EL ALBAÑIL MILLONARIO Y EL HOMBRE QUE LE DIO SU ÚLTIMO PLATO DE COMIDA
El joven tomó el plato entre sus manos mientras observaba cómo aquel anciano se alejaba lentamente entre el polvo de la construcción.
Sus ojos comenzaron a llenarse de lágrimas y miró directamente hacia el frente.
— Fingí no tener nada para comer… y este señor me ofreció lo poco que tenía.
— Lo que él no sabe… es que yo soy millonario.
Aquel joven no era un simple obrero.
En realidad, se llamaba Alejandro, un empresario exitoso dueño de varias constructoras en todo el país. Pero desde hacía años tenía una costumbre muy peculiar: cada cierto tiempo se disfrazaba de trabajador común para recorrer sus obras y descubrir cómo era realmente la gente cuando nadie los observaba.
Muchos lo ignoraban.
Otros se burlaban de él.
Incluso algunos lo trataban con desprecio creyendo que era solo un albañil más.

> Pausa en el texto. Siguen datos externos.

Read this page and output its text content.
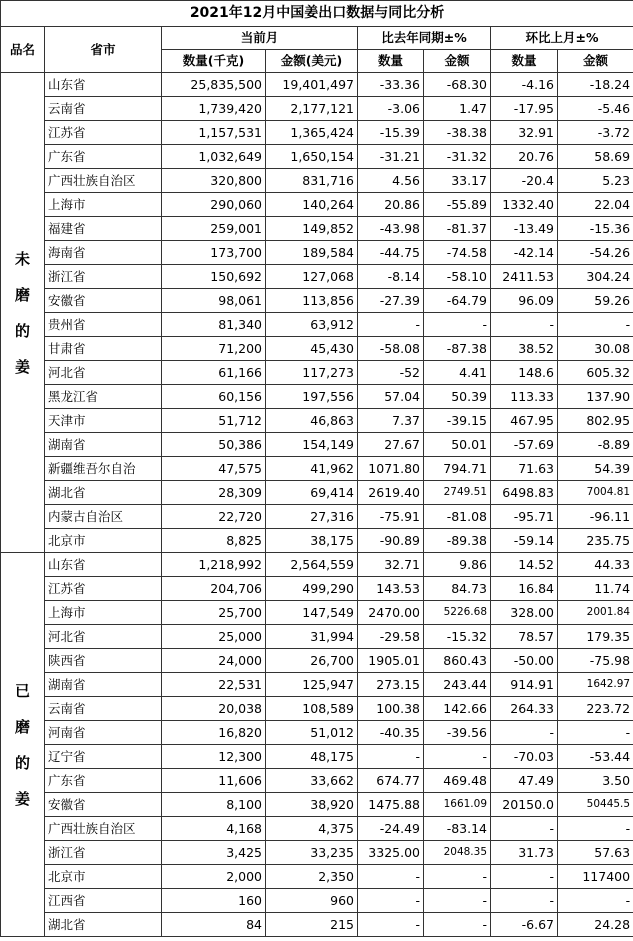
2021年12月中国姜出口数据与同比分析							
品名	省市	当前月		比去年同期±%		环比上月±%	
		数量(千克)	金额(美元)	数量	金额	数量	金额

未
磨
的
姜	山东省	25,835,500	19,401,497	-33.36	-68.30	-4.16	-18.24
	云南省	1,739,420	2,177,121	-3.06	1.47	-17.95	-5.46
	江苏省	1,157,531	1,365,424	-15.39	-38.38	32.91	-3.72
	广东省	1,032,649	1,650,154	-31.21	-31.32	20.76	58.69
	广西壮族自治区	320,800	831,716	4.56	33.17	-20.4	5.23
	上海市	290,060	140,264	20.86	-55.89	1332.40	22.04
	福建省	259,001	149,852	-43.98	-81.37	-13.49	-15.36
	海南省	173,700	189,584	-44.75	-74.58	-42.14	-54.26
	浙江省	150,692	127,068	-8.14	-58.10	2411.53	304.24
	安徽省	98,061	113,856	-27.39	-64.79	96.09	59.26
	贵州省	81,340	63,912	-	-	-	-
	甘肃省	71,200	45,430	-58.08	-87.38	38.52	30.08
	河北省	61,166	117,273	-52	4.41	148.6	605.32
	黑龙江省	60,156	197,556	57.04	50.39	113.33	137.90
	天津市	51,712	46,863	7.37	-39.15	467.95	802.95
	湖南省	50,386	154,149	27.67	50.01	-57.69	-8.89
	新疆维吾尔自治	47,575	41,962	1071.80	794.71	71.63	54.39
	湖北省	28,309	69,414	2619.40	2749.51	6498.83	7004.81
	内蒙古自治区	22,720	27,316	-75.91	-81.08	-95.71	-96.11
	北京市	8,825	38,175	-90.89	-89.38	-59.14	235.75

已
磨
的
姜	山东省	1,218,992	2,564,559	32.71	9.86	14.52	44.33
	江苏省	204,706	499,290	143.53	84.73	16.84	11.74
	上海市	25,700	147,549	2470.00	5226.68	328.00	2001.84
	河北省	25,000	31,994	-29.58	-15.32	78.57	179.35
	陕西省	24,000	26,700	1905.01	860.43	-50.00	-75.98
	湖南省	22,531	125,947	273.15	243.44	914.91	1642.97
	云南省	20,038	108,589	100.38	142.66	264.33	223.72
	河南省	16,820	51,012	-40.35	-39.56	-	-
	辽宁省	12,300	48,175	-	-	-70.03	-53.44
	广东省	11,606	33,662	674.77	469.48	47.49	3.50
	安徽省	8,100	38,920	1475.88	1661.09	20150.0	50445.5
	广西壮族自治区	4,168	4,375	-24.49	-83.14	-	-
	浙江省	3,425	33,235	3325.00	2048.35	31.73	57.63
	北京市	2,000	2,350	-	-	-	117400
	江西省	160	960	-	-	-	-
	湖北省	84	215	-	-	-6.67	24.28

Pero aquel día todo cambió.
Después de varias horas fingiendo hambre y cansancio, sintiéndose débil sentado contra una pared, apareció Don Julio, un trabajador de 60 años conocido por todos por ser humilde y trabajador.

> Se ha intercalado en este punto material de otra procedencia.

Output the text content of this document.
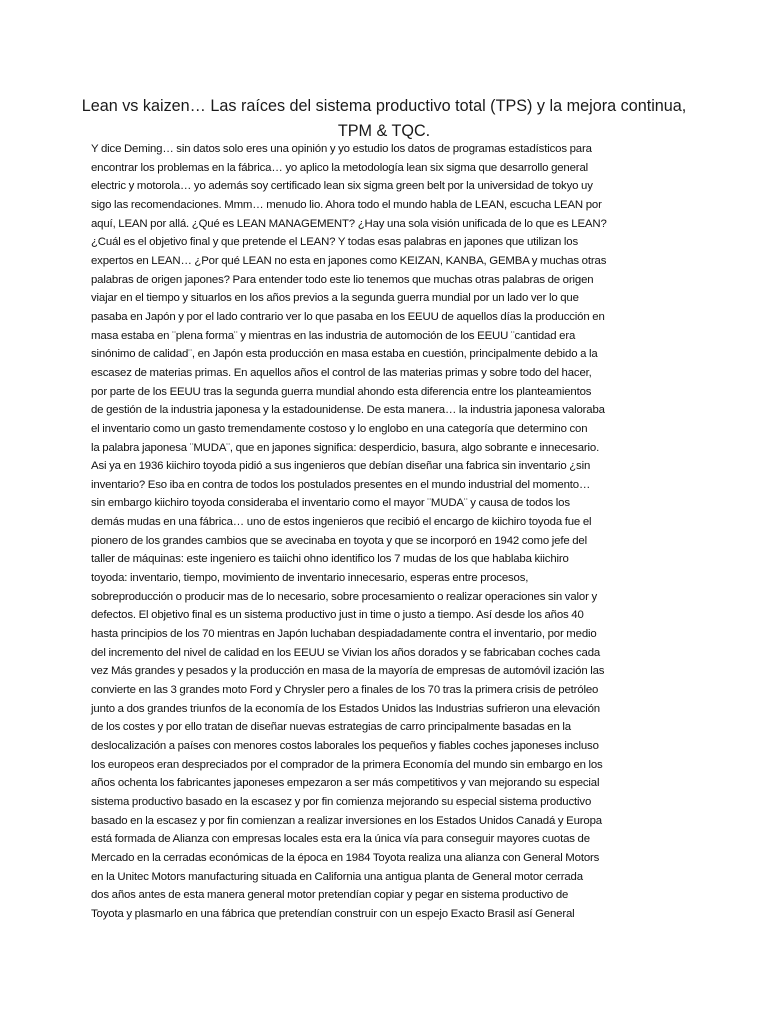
Lean vs kaizen… Las raíces del sistema productivo total (TPS) y la mejora continua,
TPM & TQC.
Y dice Deming… sin datos solo eres una opinión y yo estudio los datos de programas estadísticos para
encontrar los problemas en la fábrica… yo aplico la metodología lean six sigma que desarrollo general
electric y motorola… yo además soy certificado lean six sigma green belt por la universidad de tokyo uy
sigo las recomendaciones. Mmm… menudo lio. Ahora todo el mundo habla de LEAN, escucha LEAN por
aquí, LEAN por allá. ¿Qué es LEAN MANAGEMENT? ¿Hay una sola visión unificada de lo que es LEAN?
¿Cuál es el objetivo final y que pretende el LEAN? Y todas esas palabras en japones que utilizan los
expertos en LEAN… ¿Por qué LEAN no esta en japones como KEIZAN, KANBA, GEMBA y muchas otras
palabras de origen japones? Para entender todo este lio tenemos que muchas otras palabras de origen
viajar en el tiempo y situarlos en los años previos a la segunda guerra mundial por un lado ver lo que
pasaba en Japón y por el lado contrario ver lo que pasaba en los EEUU de aquellos días la producción en
masa estaba en ¨plena forma¨ y mientras en las industria de automoción de los EEUU ¨cantidad era
sinónimo de calidad¨, en Japón esta producción en masa estaba en cuestión, principalmente debido a la
escasez de materias primas. En aquellos años el control de las materias primas y sobre todo del hacer,
por parte de los EEUU tras la segunda guerra mundial ahondo esta diferencia entre los planteamientos
de gestión de la industria japonesa y la estadounidense. De esta manera… la industria japonesa valoraba
el inventario como un gasto tremendamente costoso y lo englobo en una categoría que determino con
la palabra japonesa ¨MUDA¨, que en japones significa: desperdicio, basura, algo sobrante e innecesario.
Asi ya en 1936 kiichiro toyoda pidió a sus ingenieros que debían diseñar una fabrica sin inventario ¿sin
inventario? Eso iba en contra de todos los postulados presentes en el mundo industrial del momento…
sin embargo kiichiro toyoda consideraba el inventario como el mayor ¨MUDA¨ y causa de todos los
demás mudas en una fábrica… uno de estos ingenieros que recibió el encargo de kiichiro toyoda fue el
pionero de los grandes cambios que se avecinaba en toyota y que se incorporó en 1942 como jefe del
taller de máquinas: este ingeniero es taiichi ohno identifico los 7 mudas de los que hablaba kiichiro
toyoda: inventario, tiempo, movimiento de inventario innecesario, esperas entre procesos,
sobreproducción o producir mas de lo necesario, sobre procesamiento o realizar operaciones sin valor y
defectos. El objetivo final es un sistema productivo just in time o justo a tiempo. Así desde los años 40
hasta principios de los 70 mientras en Japón luchaban despiadadamente contra el inventario, por medio
del incremento del nivel de calidad en los EEUU se Vivian los años dorados y se fabricaban coches cada
vez Más grandes y pesados y la producción en masa de la mayoría de empresas de automóvil ización las
convierte en las 3 grandes moto Ford y Chrysler pero a finales de los 70 tras la primera crisis de petróleo
junto a dos grandes triunfos de la economía de los Estados Unidos las Industrias sufrieron una elevación
de los costes y por ello tratan de diseñar nuevas estrategias de carro principalmente basadas en la
deslocalización a países con menores costos laborales los pequeños y fiables coches japoneses incluso
los europeos eran despreciados por el comprador de la primera Economía del mundo sin embargo en los
años ochenta los fabricantes japoneses empezaron a ser más competitivos y van mejorando su especial
sistema productivo basado en la escasez y por fin comienza mejorando su especial sistema productivo
basado en la escasez y por fin comienzan a realizar inversiones en los Estados Unidos Canadá y Europa
está formada de Alianza con empresas locales esta era la única vía para conseguir mayores cuotas de
Mercado en la cerradas económicas de la época en 1984 Toyota realiza una alianza con General Motors
en la Unitec Motors manufacturing situada en California una antigua planta de General motor cerrada
dos años antes de esta manera general motor pretendían copiar y pegar en sistema productivo de
Toyota y plasmarlo en una fábrica que pretendían construir con un espejo Exacto Brasil así General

Al verlo allí, triste y cabizbajo, Don Julio se acercó con su lonchera en la mano y sin pensarlo dos veces le dijo:
— Toma, hijo… come.
Alejandro levantó la mirada sorprendido.
— No, Don Julio… no quiero ser una carga para ti.
Pero el anciano sonrió con bondad.
— Yo traje comida de más, agárrala… yo te la regalo.
Aunque Alejandro sabía perfectamente que aquello era mentira.
Había visto cómo Don Julio solo llevaba un pequeño plato, apenas suficiente para él.
Aun así… prefirió compartirlo.
Ese gesto tocó profundamente el corazón del joven millonario.
Entonces Alejandro se levantó lentamente y sonrió.
— Le daré una gran sorpresa… bendeciré su vida y ayudaré a su familia.
Al día siguiente, Don Julio llegó como siempre temprano a la obra.
Pero al entrar vio varios vehículos de lujo estacionados afuera y decenas de empleados importantes caminando por el lugar.
Confundido, siguió avanzando… hasta que vio a Alejandro vestido con elegante traje negro esperándolo.
— ¿Q-qué sucede? —preguntó nervioso.
Alejandro sonrió.
— Don Julio… ayer usted me dio de comer cuando pensó que no tenía nada. Me ofreció lo poco que tenía sin esperar nada a cambio. Y las personas como usted merecen ser bendecidas.
Don Julio quedó congelado.
Entonces Alejandro sacó una carpeta y se la entregó.
— Desde hoy esta casa completamente nueva es suya.
— También pagaré la universidad de sus nietos.
— Y además… quiero que deje de trabajar en construcción. Desde ahora será supervisor general con el triple de sueldo.
Don Julio comenzó a llorar desconsoladamente.
— No sé qué decir…
Alejandro lo abrazó con fuerza.
— No diga nada… usted se ganó esto por tener un corazón que muchos ricos jamás podrán comprar.
Ese día todos en la obra aplaudieron emocionados mientras Don Julio lloraba de felicidad.
Porque a veces…
las personas más humildes son las que tienen el corazón más grande.